Sur les politiques de violation des droits des immigrants aux États-Unis et dans l'UE
20 juin 2018
L'enfermement d'immigrants dans des camps de détention aux États-Unis, et en particulier la détention d'enfants séparés de leurs parents, est un acte barbare qui viole les droits de l'homme les plus fondamentaux et est l'expression concrète d'une politique xénophobe et raciste qui mérite la plus forte condamnation par le PCP, comme le prouve son action cohérente et déterminée dans la défense et l'affirmation des valeurs de liberté et de démocratie.
Ayant obtenu plus de visibilité, de dimension et de sérieux grâce à la politique de tolérance zéro de l'administration américaine actuelle, la politique de détention des migrants et de séparation des familles n'est pas exclusive à l'administration Trump, et est une pratique établie par les administrations précédentes . Les camps de prisonniers et les installations où des milliers d'immigrants ont été détenus sont bien connus, ainsi que de nombreuses accusations qui confirment le caractère systémique d'une politique d'immigration américaine profondément exploitative, discriminatoire et inhumaine, conçue dans l'intérêt de grands groupes économiques américains.
Le traitement inhumain de milliers d'immigrants aux États-Unis est loin d'être la seule expression d'une politique qui viole systématiquement les droits de l'homme les plus fondamentaux dans ce pays, comme en témoignent la grande discrimination et les violations des droits des diverses minorités aux États-Unis, en particulier les Afro-Américains, ou l'existence de camps de détention en dehors du territoire américain.

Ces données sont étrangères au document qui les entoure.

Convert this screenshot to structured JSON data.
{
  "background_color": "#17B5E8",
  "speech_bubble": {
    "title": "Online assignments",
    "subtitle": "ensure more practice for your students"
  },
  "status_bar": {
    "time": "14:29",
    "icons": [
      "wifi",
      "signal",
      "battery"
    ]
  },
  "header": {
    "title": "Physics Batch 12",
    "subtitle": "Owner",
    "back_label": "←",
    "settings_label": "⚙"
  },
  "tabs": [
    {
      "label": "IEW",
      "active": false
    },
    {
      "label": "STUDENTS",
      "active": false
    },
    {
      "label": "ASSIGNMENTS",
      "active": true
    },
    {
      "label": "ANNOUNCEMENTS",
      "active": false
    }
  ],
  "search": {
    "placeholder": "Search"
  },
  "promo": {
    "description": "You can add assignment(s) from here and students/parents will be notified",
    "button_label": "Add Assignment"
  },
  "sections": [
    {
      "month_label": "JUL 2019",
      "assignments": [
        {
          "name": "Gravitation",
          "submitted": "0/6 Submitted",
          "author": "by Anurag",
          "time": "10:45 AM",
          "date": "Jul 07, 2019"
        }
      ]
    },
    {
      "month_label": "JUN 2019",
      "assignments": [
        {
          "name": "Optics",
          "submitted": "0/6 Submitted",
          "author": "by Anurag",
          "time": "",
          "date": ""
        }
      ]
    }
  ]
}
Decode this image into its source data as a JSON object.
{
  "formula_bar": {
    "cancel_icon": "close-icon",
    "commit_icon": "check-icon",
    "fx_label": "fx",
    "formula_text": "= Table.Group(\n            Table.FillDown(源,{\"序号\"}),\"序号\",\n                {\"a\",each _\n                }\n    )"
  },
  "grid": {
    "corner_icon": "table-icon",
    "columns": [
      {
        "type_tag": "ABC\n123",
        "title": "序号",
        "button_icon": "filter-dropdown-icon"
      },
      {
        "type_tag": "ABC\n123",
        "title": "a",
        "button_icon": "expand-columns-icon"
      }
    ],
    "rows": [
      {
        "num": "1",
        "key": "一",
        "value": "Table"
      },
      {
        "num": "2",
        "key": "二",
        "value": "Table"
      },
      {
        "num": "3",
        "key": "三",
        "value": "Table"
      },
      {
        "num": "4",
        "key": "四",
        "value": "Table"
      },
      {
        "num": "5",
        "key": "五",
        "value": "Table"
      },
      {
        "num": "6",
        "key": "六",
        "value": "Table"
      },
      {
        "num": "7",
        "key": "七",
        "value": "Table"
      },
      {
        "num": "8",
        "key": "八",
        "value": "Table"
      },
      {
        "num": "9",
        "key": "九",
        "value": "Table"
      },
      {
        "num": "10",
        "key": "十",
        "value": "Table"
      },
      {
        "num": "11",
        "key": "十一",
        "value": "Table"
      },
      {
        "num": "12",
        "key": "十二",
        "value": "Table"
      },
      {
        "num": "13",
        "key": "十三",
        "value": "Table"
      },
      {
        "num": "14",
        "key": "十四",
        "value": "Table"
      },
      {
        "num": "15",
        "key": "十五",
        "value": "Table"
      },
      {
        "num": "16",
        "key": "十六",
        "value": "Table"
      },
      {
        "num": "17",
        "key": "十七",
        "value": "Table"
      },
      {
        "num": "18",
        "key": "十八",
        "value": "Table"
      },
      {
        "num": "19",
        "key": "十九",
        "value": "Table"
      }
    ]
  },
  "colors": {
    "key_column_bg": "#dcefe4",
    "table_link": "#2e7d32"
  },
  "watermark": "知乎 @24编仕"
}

Les pratiques qui provoquent aujourd'hui une agitation et une révolte justifiées, en particulier sur le continent européen, ne sont pas propres à l'administration américaine. Les politiques de l'Union européenne - que l'axe franco-allemand entend maintenant approfondir avec le développement du concept de " forteresse UE " - sont tout aussi inhumaines, sélectives et exploitantes, comme en témoigne son option de financer le retour/expulsion et la création de camps de rétention, en particulier dans les pays tiers, comme la Turquie ; dans la militarisation de la question migratoire ; dans l'usurpation d'éléments fondamentaux de la souveraineté nationale, avec la création d'une "police" et l'imposition d'une politique d'asile dans l'UE ; ou dans la politique de sélection des immigrants (la fameuse carte bleue) en fonction des besoins du grand capital.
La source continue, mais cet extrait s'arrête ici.